On les tient inclinés comme on veut, ou par le moyen d’une barre de bois posée par en-bas, & qui empêche leur extrémité inférieure de glisser, & d’une corde qui tient leur extrémité supérieure élevée. La corde les embrasse par-dessous, & va saisir par en-haut la barre qui porte d’un bout au fond du cuvier & qui appuie sur le bord opposé du cuvier, ou par le moyen de deux barres, dont l’une est haute & l’autre basse.

On peut encore faire égoutter les feuilles colorées par le moyen de deux longs chassis assemblés à angle ; l’angle aboutit à une rigole qui reçoit l’eau gommée qui s’écoule, & la conduit dans un vaisseau.

Voyez fig. 6. les chassis égouttant sur le cuvier a ; la corde b ; la barre qui soutient les chassis, & à laquelle la corde se rend c ; d le cuvier.

Voyez aussi fig. 7. les deux longs chassis avec leur angle posé dans la rigole ; a un des chassis ; b l’autre ; c, d, la rigole ; e le vaisseau qui reçoit l’eau gommée ; d, d, d, d, le bâti qui supporte le tout, & qui incline la rigole vers le pot à recevoir les égouttures d’eau gommée.

Il ne faut qu’un quart d’heure aux feuilles colorées pour se décharger du trop de gomme, & s’imbiber des couleurs.

Le papier qui doit être marbré n’aura été qu’à demi collé à la papeterie : le trop de colle empêcheroit les couleurs de prendre ; l’épaisseur de la latte qui s’éleve au-dessus des réseaux des cordes empêche que les cordes d’un chassis ne touchent à la feuille étendue sur le chassis qui est dessous.

Lorsque l’eau de gommé qu’on se réservera sera toute égouttée, on enlevera les feuilles de dessus les chassis, & on les étendra sur les cordes tendues dans l’attelier ou dans un autre endroit.

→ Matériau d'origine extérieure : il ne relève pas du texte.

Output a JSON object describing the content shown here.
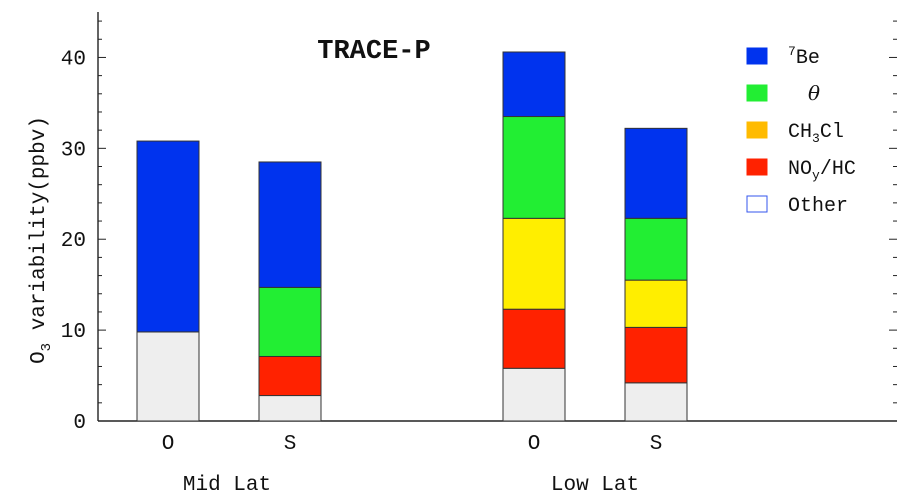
{
  "chart_data": {
    "type": "bar",
    "stacked": true,
    "title": "TRACE-P",
    "ylabel": "O3 variability(ppbv)",
    "ylabel_main": "O",
    "ylabel_sub": "3",
    "ylabel_rest": " variability(ppbv)",
    "ylim": [
      0,
      45
    ],
    "yticks": [
      0,
      10,
      20,
      30,
      40
    ],
    "ytick_labels": [
      "0",
      "10",
      "20",
      "30",
      "40"
    ],
    "legend_position": "top-right",
    "groups": [
      {
        "label": "Mid Lat",
        "categories": [
          "O",
          "S"
        ]
      },
      {
        "label": "Low Lat",
        "categories": [
          "O",
          "S"
        ]
      }
    ],
    "categories": [
      "O",
      "S",
      "O",
      "S"
    ],
    "series": [
      {
        "name": "Other",
        "color": "#eeeeee",
        "values": [
          9.8,
          2.8,
          5.8,
          4.2
        ]
      },
      {
        "name": "NOy/HC",
        "color": "#ff2200",
        "values": [
          0,
          4.3,
          6.5,
          6.1
        ]
      },
      {
        "name": "CH3Cl",
        "color": "#ffee00",
        "values": [
          0,
          0,
          10.0,
          5.2
        ]
      },
      {
        "name": "θ",
        "color": "#22ee33",
        "values": [
          0,
          7.6,
          11.2,
          6.8
        ]
      },
      {
        "name": "7Be",
        "color": "#0033ee",
        "values": [
          21.0,
          13.8,
          7.1,
          9.9
        ]
      }
    ],
    "legend": [
      {
        "key": "7Be",
        "sup": "7",
        "text": "Be",
        "color": "#0033ee"
      },
      {
        "key": "theta",
        "text": "θ",
        "color": "#22ee33"
      },
      {
        "key": "CH3Cl",
        "parts": [
          "CH",
          "3",
          "Cl"
        ],
        "color": "#ffbb00"
      },
      {
        "key": "NOyHC",
        "parts": [
          "NO",
          "y",
          "/HC"
        ],
        "color": "#ff2200"
      },
      {
        "key": "Other",
        "text": "Other",
        "color": "#ffffff",
        "border": "#3355ee"
      }
    ]
  }
}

Voyez fig. 8. a, a, a, a, des feuilles étendues ; b, l’étendoir ; c, un ouvrier qui étend.

Quand elles sont seches, on les leve de dessus les cordes, & on les cire, soit avec de la cire blanche, soit avec de la cire jaune, mais non grasse ; cette opération se fait légerement sur une pierre ou sur un marbre bien uni. Voyez fig. 9. un ouvrier qui cire.

On lisse les feuilles cirées. Voyez fig. 10. la lissoire & sa manœuvre ; a, fût de la machine ; b, piece qui prend le caillou, & qui s’emboîte dans le fût a ; c, c, poignées qui servent à mouvoir la boîte du caillou ; d, caillou emboîté ; e, planche ou perche qui fait ressort ; f, marbre sur lequel on pose la feuille ; g, bâti qui soutient le marbre ; h, ouvrier qui lisse.

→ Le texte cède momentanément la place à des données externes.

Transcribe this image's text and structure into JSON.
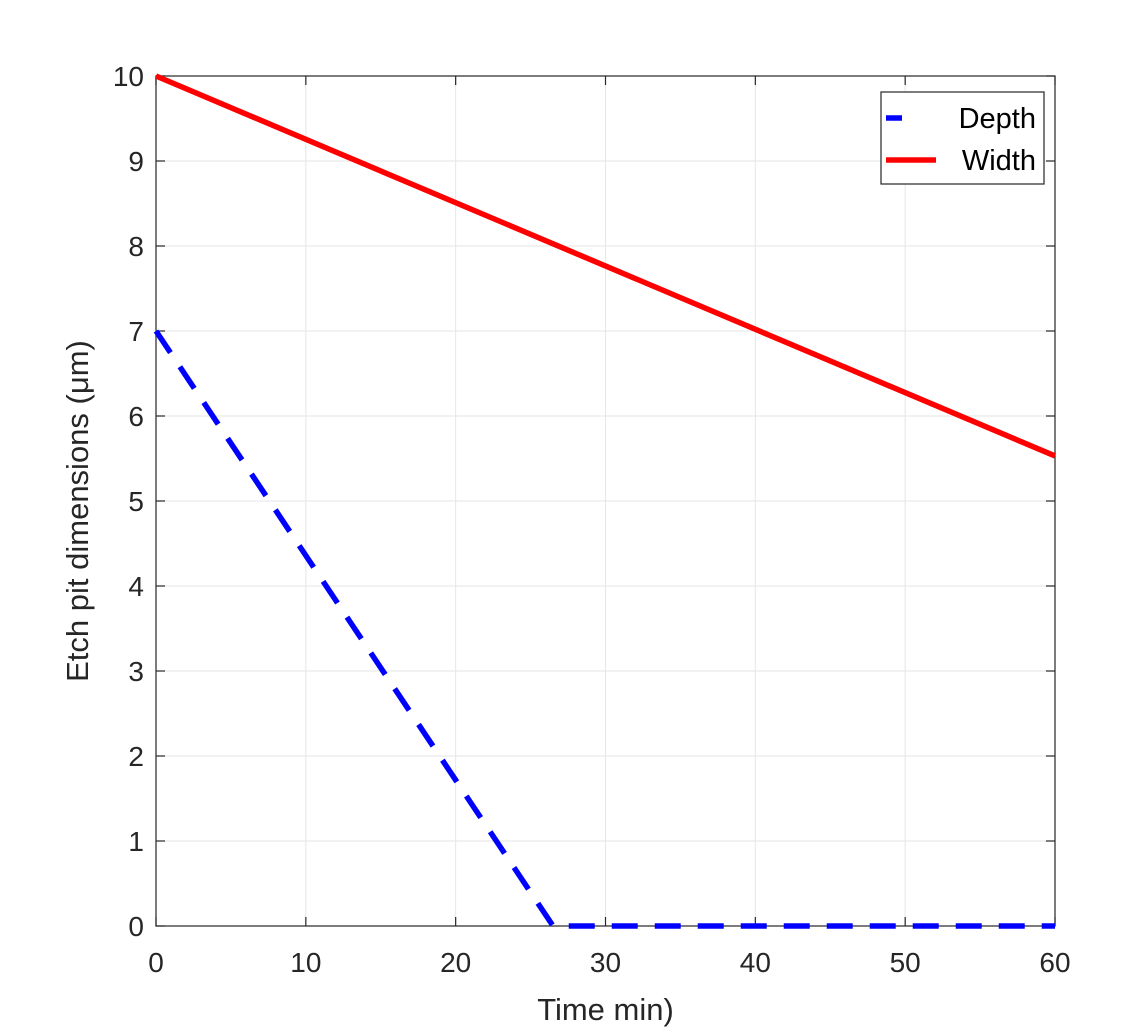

On peut se dispenser de cirer en faisant entrer d’avance la cire dans le broyer des couleurs mêmes. Pour cet effet, on commence par faire bouillir la cire avec une goutte d’eau ; puis on la laisse refroidir ; à mesure qu’elle se refroidit, on la remue. Quand elle est froide, on en met gros comme une noisette sur un quarteron de laque, & trois fois autant sur un quarteron d’indigo. Pour le jaune & le blanc, on n’y en donne point.

Quand les feuilles sont lissées, on les ploye, on les met par mains de vingt-cinq feuilles la main ; on ne rejette pas les feuilles déchirées ; on les racommode avec de la colle. Voilà tout ce qui concerne le papier commun. Voici la fabrication de celui qu’on appelle placard ; mais voyez auparavant fig. 10. a un ouvrier à l’établi qui plie ; b, les feuilles ; c, le plioir ; d, tas de feuilles étendues ; e, tas de feuilles pliées.

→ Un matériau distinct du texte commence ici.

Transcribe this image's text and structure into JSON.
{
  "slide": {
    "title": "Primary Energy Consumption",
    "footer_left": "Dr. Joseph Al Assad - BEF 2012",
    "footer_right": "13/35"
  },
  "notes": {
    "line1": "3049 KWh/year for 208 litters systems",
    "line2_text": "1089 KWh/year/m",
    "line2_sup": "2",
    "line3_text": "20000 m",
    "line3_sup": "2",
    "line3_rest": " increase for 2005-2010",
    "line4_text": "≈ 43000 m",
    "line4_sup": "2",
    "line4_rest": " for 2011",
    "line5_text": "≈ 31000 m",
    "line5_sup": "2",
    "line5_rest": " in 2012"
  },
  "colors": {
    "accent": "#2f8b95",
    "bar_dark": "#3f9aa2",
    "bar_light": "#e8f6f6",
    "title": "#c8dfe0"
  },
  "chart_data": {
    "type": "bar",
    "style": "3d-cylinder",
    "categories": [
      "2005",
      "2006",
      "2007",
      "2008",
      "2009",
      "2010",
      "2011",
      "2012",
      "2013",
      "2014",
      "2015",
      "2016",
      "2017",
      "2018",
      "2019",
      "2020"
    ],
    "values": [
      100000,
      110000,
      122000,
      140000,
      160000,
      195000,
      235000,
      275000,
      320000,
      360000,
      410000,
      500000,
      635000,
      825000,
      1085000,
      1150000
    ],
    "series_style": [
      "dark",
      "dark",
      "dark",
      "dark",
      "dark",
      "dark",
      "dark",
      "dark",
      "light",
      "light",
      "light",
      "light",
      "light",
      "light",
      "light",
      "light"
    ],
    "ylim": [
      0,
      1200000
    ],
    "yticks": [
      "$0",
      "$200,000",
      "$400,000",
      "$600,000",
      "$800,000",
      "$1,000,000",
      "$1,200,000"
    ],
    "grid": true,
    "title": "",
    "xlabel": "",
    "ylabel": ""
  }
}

Fabrication du placard. Vous broyerez votre la-

que à l’ordinaire. Quant à l’indigo, vous en triplerez

la dose, c’est-à-dire que vous mettrez trois cueillerées d’indigo sur une pinte d’eau, & quatre cueillerées du blanc d’Espagne, puis vous mêlerez bien le tout.

Vous employerez le verd, comme nous l’avons prescrit plus haut. Pour le jaune, vous prendrez de l’orpin jaune, vous le broyerez avec de l’ochre, vous mettrez sur quatre parties d’orpin seize parties d’ochre, ou quatre parties d’ochre sur une d’orpin, vous broyerez le tout avec gros comme une petite noisette de gomme adragant, & deux cueillerées de fiel de bœuf, vous en formerez comme une bouillie claire ; vous employerez le blanc comme nous l’avons dit.

Vous commencerez par faire vos eaux plus fortes que pour le papier commun ; vous jetterez le rouge en tapis, ensuite le bleu en mouches ; vous ferez cinq rangs de mouches, & six mouches sur chaque rang. Le premier rang occupera le milieu du baquet, & les deux autres rangs seront entre celui-ci & les bords du baquet : troisiemement, le verd en mouches & par rangs ; ces mouches de verd seront au nombre de six sur chaque rang, & chaque rang de verd entre les rangs du bleu : quatriemement, le jaune aussi en mouches, & entre le verd & le bleu ; chaque rang de jaune aura cinq ou six mouches : en dernier lieu, on semera le blanc par-tout en petites mouches comme des lentilles.

Cela fait, on prendra la pointe & l’on tracera des palmes, des frisons & autres figures.

Voyez fig. 11. a un ouvrier avec sa pointe b, son baquet c, qui fait cet ouvrage.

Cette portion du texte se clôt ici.